Mais derrière cette image rassurante, Anaïs Baydemir traverse aujourd’hui une épreuve intime particulièrement douloureuse. La présentatrice météo vient d’annoncer la disparition de sa mère, un deuil qui a profondément bouleversé ses abonnés et ses collègues.
Figure bien connue des téléspectateurs, Anaïs Baydemir s’est imposée au fil des années comme l’une des présentatrices météo les plus appréciées de France Télévisions. Son ton chaleureux, son naturel et son sourire constant apportent une touche de fraîcheur aux bulletins diffusés sur France 2.
Derrière cette présence quotidienne à l’écran, la journaliste mène également une vie familiale bien remplie. Elle partage son quotidien avec Mathieu Saby, professionnel reconnu dans le domaine de la santé et de la performance sportive. Ostéopathe et kinésithérapeute, ce dernier exerce à l’Institut Médical Sport Santé (IMSS), situé au stade Jean-Bouin à Paris.
Grâce à son expertise dans la médecine du sport, il a collaboré avec plusieurs sportifs de haut niveau, notamment au sein de l’environnement du Paris Saint-Germain. Un parcours solide qui témoigne de son engagement dans l’accompagnement des athlètes professionnels.
Une maman très investie dans sa vie familiale
Au-delà de son activité à la télévision, Anaïs Baydemir se consacre pleinement à son rôle de mère. La journaliste élève deux enfants : Lina-Sultane, née en janvier 2020, et Illan, venu agrandir la famille en décembre 2021.

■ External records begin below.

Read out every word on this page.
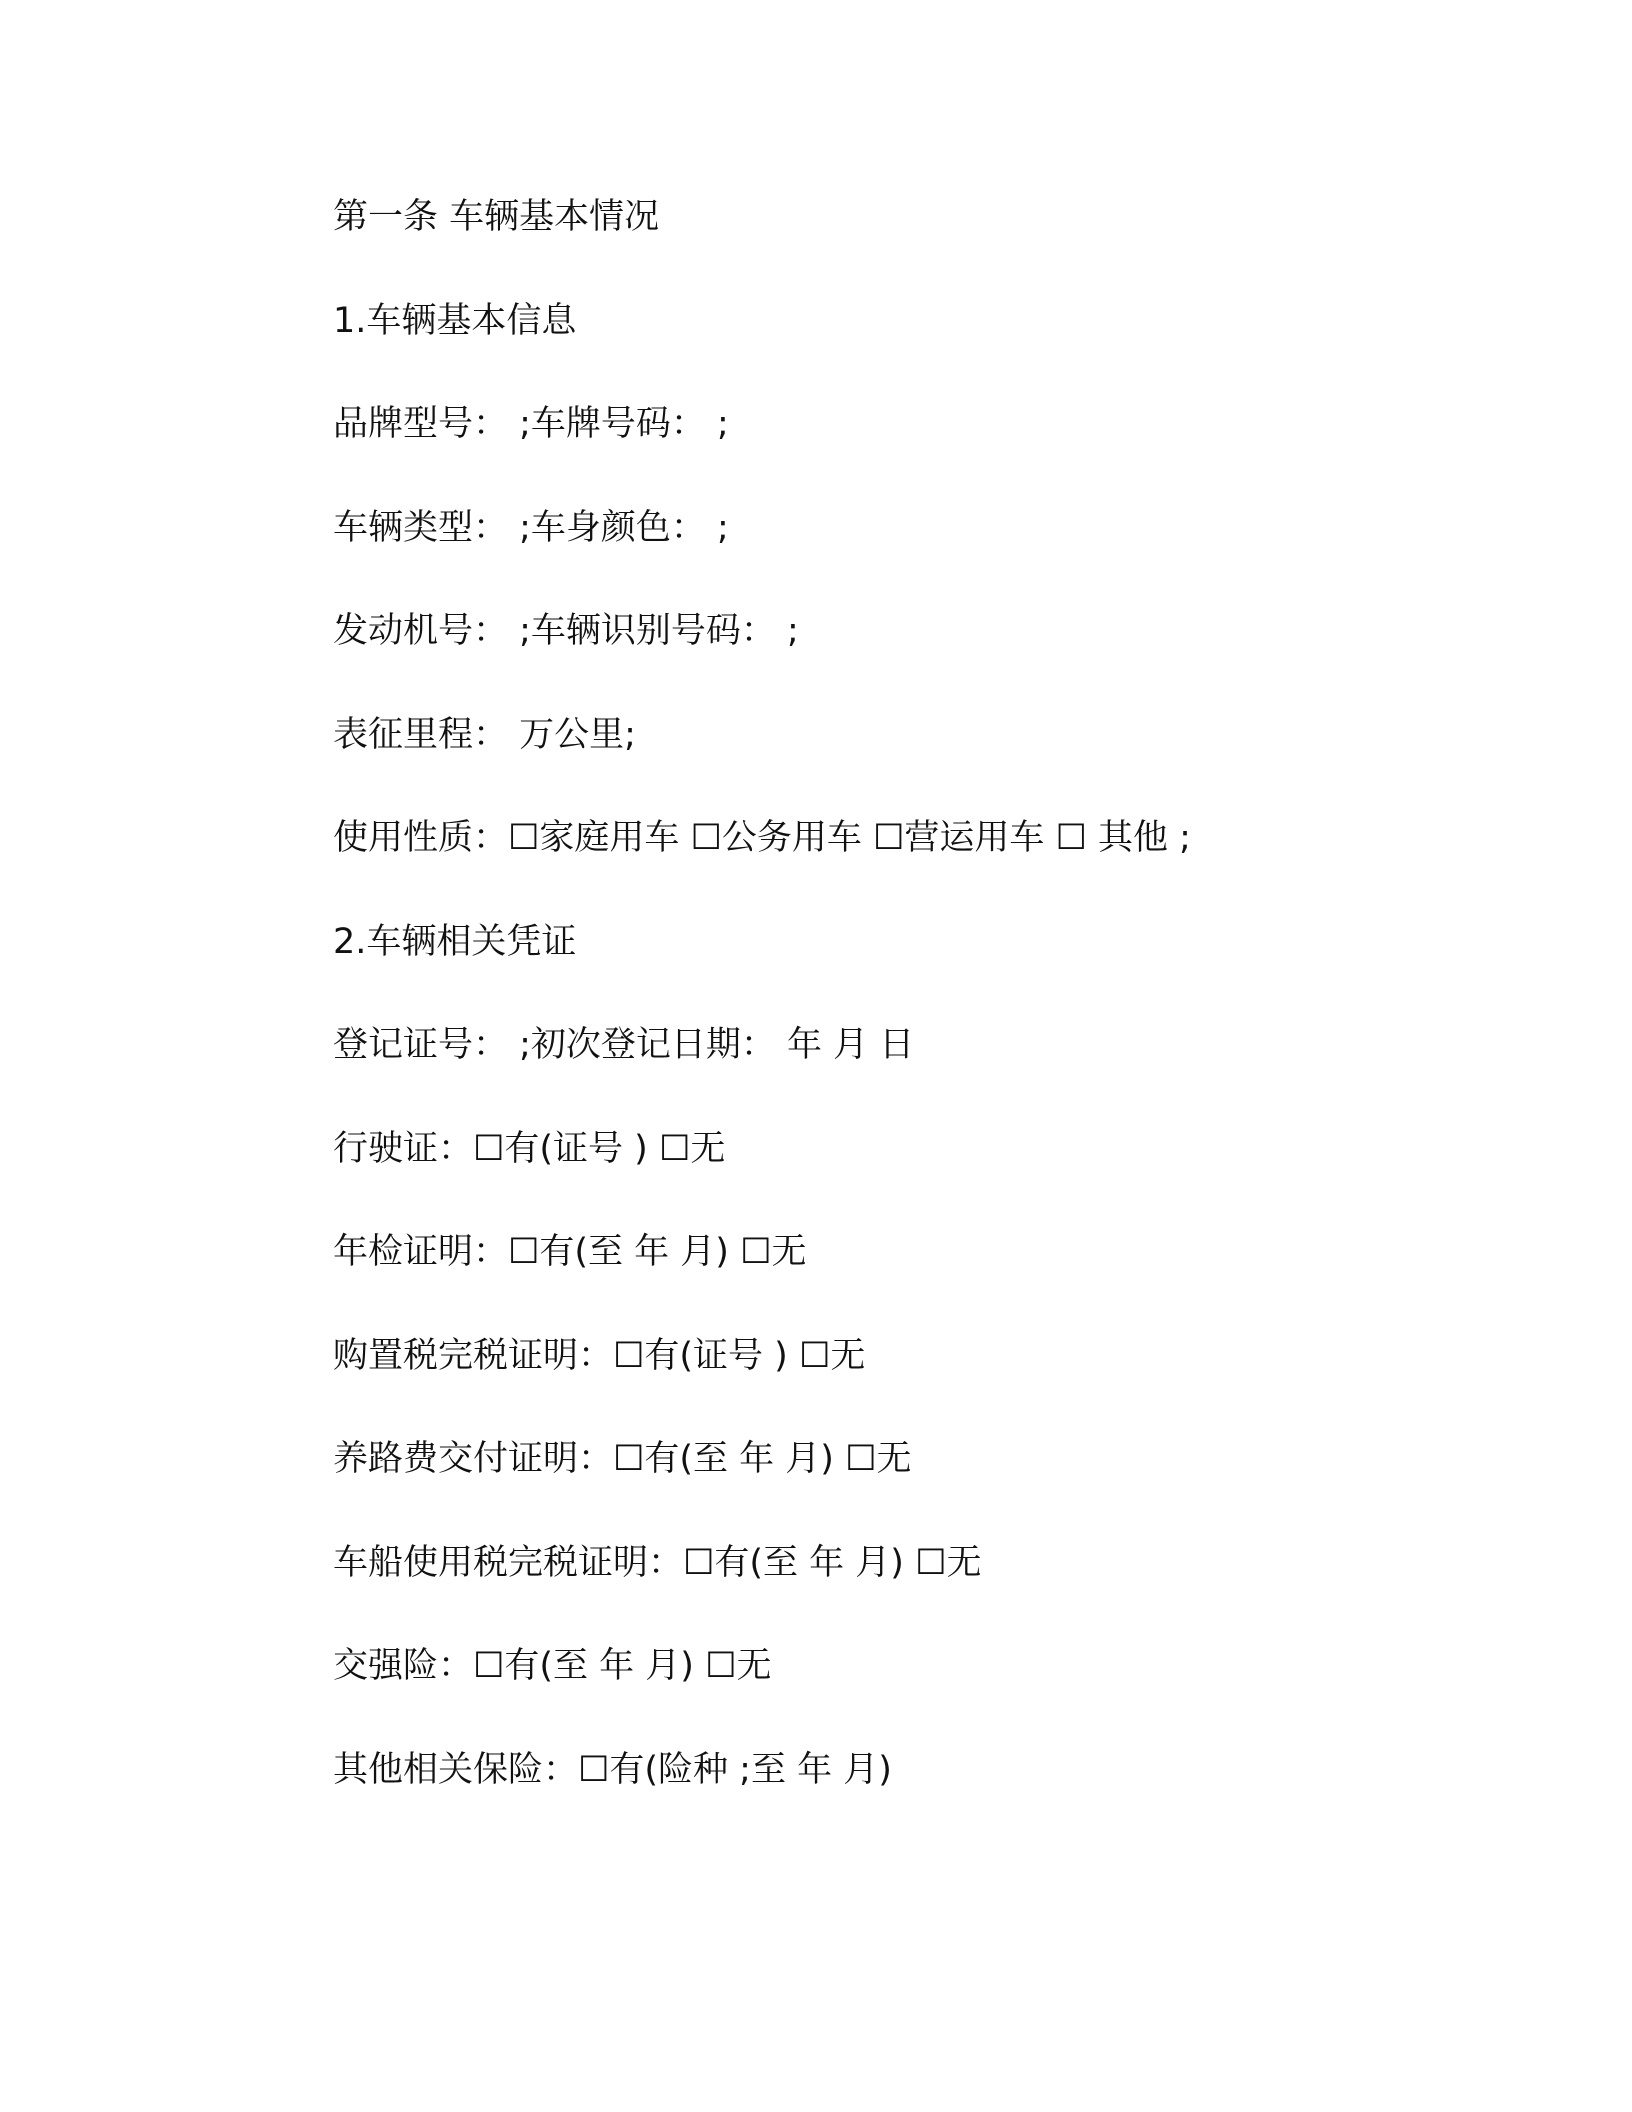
第一条 车辆基本情况
1.车辆基本信息
品牌型号： ;车牌号码： ;
车辆类型： ;车身颜色： ;
发动机号： ;车辆识别号码： ;
表征里程： 万公里;
使用性质：☐家庭用车 ☐公务用车 ☐营运用车 ☐ 其他 ;
2.车辆相关凭证
登记证号： ;初次登记日期： 年 月 日
行驶证：☐有(证号 ) ☐无
年检证明：☐有(至 年 月) ☐无
购置税完税证明：☐有(证号 ) ☐无
养路费交付证明：☐有(至 年 月) ☐无
车船使用税完税证明：☐有(至 年 月) ☐无
交强险：☐有(至 年 月) ☐无
其他相关保险：☐有(险种 ;至 年 月)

En parallèle de ses bulletins météo, elle anime également Le Journal Météo Climat sur France 2, une émission consacrée aux enjeux environnementaux et aux conséquences du changement climatique. Ce rendez-vous pédagogique vise à mieux expliquer les transformations climatiques et leurs impacts sur la planète.
Mais malgré ce rythme professionnel soutenu, la présentatrice n’hésite pas à évoquer les préoccupations qui accompagnent sa vie de mère. Elle confie volontiers être devenue plus anxieuse depuis la naissance de ses enfants.
« Je veux qu’ils s’amusent. Je suis une mère très protectrice, j’ai peur de tout, je découvre l’angoisse depuis que j’ai des enfants », explique-t-elle. Consciente des défis environnementaux à venir, elle s’inquiète également du monde que les générations futures hériteront.
« J’ai peur qu’ils aient mal, de la planète qu’on va leur laisser », confie-t-elle, soulignant son désir d’être une mère attentive et aimante.
L’annonce bouleversante du décès de sa mère
Mais ces derniers jours, une profonde tristesse est venue frapper la journaliste. Dans la nuit du 5 mars, Anaïs Baydemir a annoncé sur Instagram la disparition de sa mère, partageant un message chargé d’émotion avec ses abonnés.
Sous une photographie pleine de tendresse où elle embrasse celle qu’elle appelait affectueusement « ma maman », la présentatrice a laissé transparaître sa douleur.
« Ma maman… Au sourire éternel, à la générosité sans limite… Ne brille plus… Sa présence, son sourire, son aura, sa respiration me manquent déjà tellement… ma maman. Et tout s’écroule… », écrit-elle dans ce message bouleversant.
Quelques mots qui témoignent de l’immense vide laissé par cette disparition dans sa vie personnelle.

Un hommage émouvant à ses racines familiales
Dans la suite de sa publication, Anaïs Baydemir a également rendu hommage à sa mère dans un message écrit en turc, rappelant ses origines familiales et le lien profond qui les unissait.
Elle y exprime son chagrin et son amour, adressant une prière pour celle qui vient de disparaître. Un texte empreint de pudeur et de douleur dans lequel la journaliste demande également à ses proches de garder sa mère dans leurs pensées et leurs prières.
« Maman… je suis brisée par ta perte… Je ne pourrai jamais te remercier assez… Pardonne-moi pour les erreurs que j’ai pu commettre… gardez-moi dans vos prières… Que le paradis soit la demeure de ma mère », écrit-elle.